We've called a counselor and should be able to start in the coming weeks.

Thanks to you all. Your kind words, excellent advice have given me the strength to carry on at a tough point. Gentle hugs to you all. 🤗

posted October 23, 2017 (edited)
A MyFibroTeam Member

Hugs, I am no expert darlin and sorry to hear of the pain both physical and emotional. Communication is key. Perhaps seeking council together., Even if she is not open to council, for your own peace find a confidant, a therapist or even pastor or priest. some one whom you can share this with. Express yourself in a loving manner. You can only control the way you express and react. Yes, yer body can be yer daily combatant. but you are strong.
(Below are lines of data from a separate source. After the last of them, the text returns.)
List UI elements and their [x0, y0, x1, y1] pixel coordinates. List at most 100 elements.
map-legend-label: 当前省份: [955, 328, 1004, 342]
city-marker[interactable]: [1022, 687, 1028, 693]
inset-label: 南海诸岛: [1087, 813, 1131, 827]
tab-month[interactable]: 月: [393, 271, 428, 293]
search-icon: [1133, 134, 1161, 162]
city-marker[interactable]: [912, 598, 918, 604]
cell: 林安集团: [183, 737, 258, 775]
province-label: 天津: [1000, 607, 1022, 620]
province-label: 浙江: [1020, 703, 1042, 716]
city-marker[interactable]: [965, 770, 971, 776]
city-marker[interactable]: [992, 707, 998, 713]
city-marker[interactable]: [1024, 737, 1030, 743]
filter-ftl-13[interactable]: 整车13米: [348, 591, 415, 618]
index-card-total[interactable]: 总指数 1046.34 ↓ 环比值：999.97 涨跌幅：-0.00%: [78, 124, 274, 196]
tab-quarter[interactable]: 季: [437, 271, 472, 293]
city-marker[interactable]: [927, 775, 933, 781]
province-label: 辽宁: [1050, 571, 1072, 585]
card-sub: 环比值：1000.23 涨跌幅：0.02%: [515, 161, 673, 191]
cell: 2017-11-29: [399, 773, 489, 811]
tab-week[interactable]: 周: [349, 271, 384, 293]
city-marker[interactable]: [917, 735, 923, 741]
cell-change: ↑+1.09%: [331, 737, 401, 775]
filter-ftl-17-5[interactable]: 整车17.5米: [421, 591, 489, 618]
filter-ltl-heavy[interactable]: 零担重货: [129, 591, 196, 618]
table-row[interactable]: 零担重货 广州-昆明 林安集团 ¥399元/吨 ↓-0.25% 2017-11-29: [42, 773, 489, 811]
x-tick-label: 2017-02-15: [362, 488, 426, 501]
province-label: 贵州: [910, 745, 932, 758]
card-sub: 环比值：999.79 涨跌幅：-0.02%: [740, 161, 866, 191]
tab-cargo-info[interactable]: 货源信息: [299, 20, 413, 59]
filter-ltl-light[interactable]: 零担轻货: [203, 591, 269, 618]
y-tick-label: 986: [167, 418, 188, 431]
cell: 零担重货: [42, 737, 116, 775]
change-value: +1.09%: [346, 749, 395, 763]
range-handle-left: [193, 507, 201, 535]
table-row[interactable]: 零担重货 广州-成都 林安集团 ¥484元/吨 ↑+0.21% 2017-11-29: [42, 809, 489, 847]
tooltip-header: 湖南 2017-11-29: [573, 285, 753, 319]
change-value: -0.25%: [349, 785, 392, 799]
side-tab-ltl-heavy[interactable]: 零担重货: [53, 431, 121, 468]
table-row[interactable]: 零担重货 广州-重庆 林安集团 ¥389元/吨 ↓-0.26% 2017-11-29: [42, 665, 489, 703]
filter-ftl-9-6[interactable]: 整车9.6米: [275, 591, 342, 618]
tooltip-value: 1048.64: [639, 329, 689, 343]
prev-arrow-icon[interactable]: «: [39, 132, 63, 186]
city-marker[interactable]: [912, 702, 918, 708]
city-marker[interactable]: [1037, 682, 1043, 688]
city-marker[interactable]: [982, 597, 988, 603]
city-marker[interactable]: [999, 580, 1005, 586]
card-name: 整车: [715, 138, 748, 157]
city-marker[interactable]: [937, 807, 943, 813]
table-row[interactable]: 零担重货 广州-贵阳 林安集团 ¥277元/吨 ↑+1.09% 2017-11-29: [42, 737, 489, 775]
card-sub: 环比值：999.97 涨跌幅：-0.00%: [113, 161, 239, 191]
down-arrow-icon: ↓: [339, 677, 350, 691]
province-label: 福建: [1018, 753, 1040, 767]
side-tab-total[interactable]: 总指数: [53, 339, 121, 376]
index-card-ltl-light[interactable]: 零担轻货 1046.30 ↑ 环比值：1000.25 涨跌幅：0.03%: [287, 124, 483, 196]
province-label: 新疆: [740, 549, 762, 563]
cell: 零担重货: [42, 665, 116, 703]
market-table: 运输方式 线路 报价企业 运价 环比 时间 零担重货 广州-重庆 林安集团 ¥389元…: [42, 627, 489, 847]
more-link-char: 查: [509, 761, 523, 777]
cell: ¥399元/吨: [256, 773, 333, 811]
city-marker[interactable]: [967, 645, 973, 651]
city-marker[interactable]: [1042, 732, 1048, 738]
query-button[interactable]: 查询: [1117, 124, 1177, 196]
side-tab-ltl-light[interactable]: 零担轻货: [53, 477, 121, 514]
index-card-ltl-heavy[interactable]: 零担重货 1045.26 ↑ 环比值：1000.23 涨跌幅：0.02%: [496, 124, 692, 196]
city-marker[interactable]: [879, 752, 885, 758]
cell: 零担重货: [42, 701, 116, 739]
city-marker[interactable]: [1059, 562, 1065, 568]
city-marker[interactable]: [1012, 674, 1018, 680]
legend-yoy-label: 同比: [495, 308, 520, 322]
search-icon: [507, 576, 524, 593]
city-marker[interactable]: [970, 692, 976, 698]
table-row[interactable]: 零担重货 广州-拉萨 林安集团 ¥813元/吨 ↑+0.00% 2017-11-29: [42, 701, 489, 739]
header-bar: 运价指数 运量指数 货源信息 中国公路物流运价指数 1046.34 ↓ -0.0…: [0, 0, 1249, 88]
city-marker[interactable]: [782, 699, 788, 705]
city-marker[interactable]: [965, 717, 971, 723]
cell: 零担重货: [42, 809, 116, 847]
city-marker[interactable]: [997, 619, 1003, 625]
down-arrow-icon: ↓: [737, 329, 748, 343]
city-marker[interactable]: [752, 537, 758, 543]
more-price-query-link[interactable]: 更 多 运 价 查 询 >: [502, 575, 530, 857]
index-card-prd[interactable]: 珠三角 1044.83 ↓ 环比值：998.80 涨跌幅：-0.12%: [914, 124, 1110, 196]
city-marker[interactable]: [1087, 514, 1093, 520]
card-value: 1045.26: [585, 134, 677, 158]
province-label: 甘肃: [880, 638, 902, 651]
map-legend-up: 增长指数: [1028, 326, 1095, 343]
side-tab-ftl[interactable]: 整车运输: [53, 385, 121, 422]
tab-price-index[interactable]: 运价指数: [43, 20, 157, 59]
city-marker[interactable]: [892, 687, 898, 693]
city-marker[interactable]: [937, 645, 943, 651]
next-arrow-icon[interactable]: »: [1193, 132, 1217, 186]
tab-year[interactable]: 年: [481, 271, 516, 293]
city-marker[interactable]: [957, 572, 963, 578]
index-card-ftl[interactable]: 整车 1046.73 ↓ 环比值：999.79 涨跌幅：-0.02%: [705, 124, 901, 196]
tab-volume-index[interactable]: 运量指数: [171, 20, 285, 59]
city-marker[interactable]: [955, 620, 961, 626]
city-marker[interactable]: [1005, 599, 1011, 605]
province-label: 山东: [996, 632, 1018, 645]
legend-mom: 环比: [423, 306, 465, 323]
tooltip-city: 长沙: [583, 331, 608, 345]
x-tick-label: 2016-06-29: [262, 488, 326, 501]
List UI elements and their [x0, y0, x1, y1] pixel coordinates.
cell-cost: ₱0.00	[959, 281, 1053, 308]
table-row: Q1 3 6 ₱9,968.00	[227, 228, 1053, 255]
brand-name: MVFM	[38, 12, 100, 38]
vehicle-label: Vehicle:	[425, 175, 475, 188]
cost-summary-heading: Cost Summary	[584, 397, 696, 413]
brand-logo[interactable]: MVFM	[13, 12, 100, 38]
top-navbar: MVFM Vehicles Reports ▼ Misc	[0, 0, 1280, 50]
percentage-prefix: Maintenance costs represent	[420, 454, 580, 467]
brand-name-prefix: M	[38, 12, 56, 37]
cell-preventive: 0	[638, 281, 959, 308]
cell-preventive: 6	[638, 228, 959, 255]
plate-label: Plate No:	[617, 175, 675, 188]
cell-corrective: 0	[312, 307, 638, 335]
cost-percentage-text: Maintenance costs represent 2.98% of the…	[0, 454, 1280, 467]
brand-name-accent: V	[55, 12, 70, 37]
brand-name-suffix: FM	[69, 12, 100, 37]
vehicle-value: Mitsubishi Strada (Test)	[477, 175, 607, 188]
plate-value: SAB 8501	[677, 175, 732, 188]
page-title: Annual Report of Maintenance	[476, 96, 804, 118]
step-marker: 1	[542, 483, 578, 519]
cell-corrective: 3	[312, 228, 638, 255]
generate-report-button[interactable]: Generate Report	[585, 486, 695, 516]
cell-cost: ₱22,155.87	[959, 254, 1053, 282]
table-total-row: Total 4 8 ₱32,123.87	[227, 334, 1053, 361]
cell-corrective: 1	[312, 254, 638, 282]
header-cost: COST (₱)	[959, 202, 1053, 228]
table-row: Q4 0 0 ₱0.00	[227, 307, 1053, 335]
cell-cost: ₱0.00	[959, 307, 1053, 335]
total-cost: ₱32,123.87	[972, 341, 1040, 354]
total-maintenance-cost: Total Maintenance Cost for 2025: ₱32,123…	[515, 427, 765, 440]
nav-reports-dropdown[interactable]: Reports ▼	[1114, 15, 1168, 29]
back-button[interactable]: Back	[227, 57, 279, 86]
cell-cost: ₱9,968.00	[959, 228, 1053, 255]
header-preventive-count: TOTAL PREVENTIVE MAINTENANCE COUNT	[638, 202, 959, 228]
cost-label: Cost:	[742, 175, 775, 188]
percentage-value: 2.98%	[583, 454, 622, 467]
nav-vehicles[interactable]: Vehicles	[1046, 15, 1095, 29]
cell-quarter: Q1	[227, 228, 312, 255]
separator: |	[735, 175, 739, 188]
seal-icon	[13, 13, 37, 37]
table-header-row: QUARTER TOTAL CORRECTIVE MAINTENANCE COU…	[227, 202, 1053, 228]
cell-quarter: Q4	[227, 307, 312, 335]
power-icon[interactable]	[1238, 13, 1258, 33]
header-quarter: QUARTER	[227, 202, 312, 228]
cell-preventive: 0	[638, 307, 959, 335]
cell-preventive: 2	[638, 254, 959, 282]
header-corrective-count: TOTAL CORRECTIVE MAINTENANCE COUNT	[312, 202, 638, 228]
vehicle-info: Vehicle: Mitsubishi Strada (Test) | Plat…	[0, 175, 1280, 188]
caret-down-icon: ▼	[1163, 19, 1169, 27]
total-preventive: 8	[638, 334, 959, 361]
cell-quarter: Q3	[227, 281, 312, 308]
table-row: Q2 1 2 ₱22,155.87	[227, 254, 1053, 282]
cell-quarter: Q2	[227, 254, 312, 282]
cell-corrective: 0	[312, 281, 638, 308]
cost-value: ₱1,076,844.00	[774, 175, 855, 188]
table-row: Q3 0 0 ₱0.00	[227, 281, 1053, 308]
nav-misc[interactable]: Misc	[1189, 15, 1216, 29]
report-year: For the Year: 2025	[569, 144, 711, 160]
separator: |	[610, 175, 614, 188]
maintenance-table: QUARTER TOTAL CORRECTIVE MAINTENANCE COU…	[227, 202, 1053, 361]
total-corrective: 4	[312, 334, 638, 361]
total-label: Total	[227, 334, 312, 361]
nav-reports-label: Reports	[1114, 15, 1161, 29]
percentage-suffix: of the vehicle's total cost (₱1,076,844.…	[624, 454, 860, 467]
Remember, even in our dark we have the capacity to be the sunshine. Prayers of love and hope to both you and your wife.

posted October 22, 2017
A MyFibroTeam Member

I do got to counseling but he refuses. So I don’t know what to do at this point

posted October 23, 2017
A MyFibroTeam Member

Great post. Very well said. Like anything in marriage you must talk. I miss being close to my husband because he won’t talk about his problems

posted October 23, 2017
A MyFibroTeam Member

She's scared. Most people who encounter something they don't understand are. I know my fibro scares me and I know what's going on in my body. She loves you and has no idea what's going on in yours. I get the feeling from your post that you don't want to talk about it because that means facing it. She sees it as you pushing her away and is trying to control what she can.
I think this happens to most of us with the person we are closest to. My husband's way is to ignore it. If I try to talk to him about how a new symptom is he says "well just wait til you see the doctor."
Including her as much as possible so she feels less afraid of what might happen would probably help. Control is a big issue when we know we have lost it ourselves.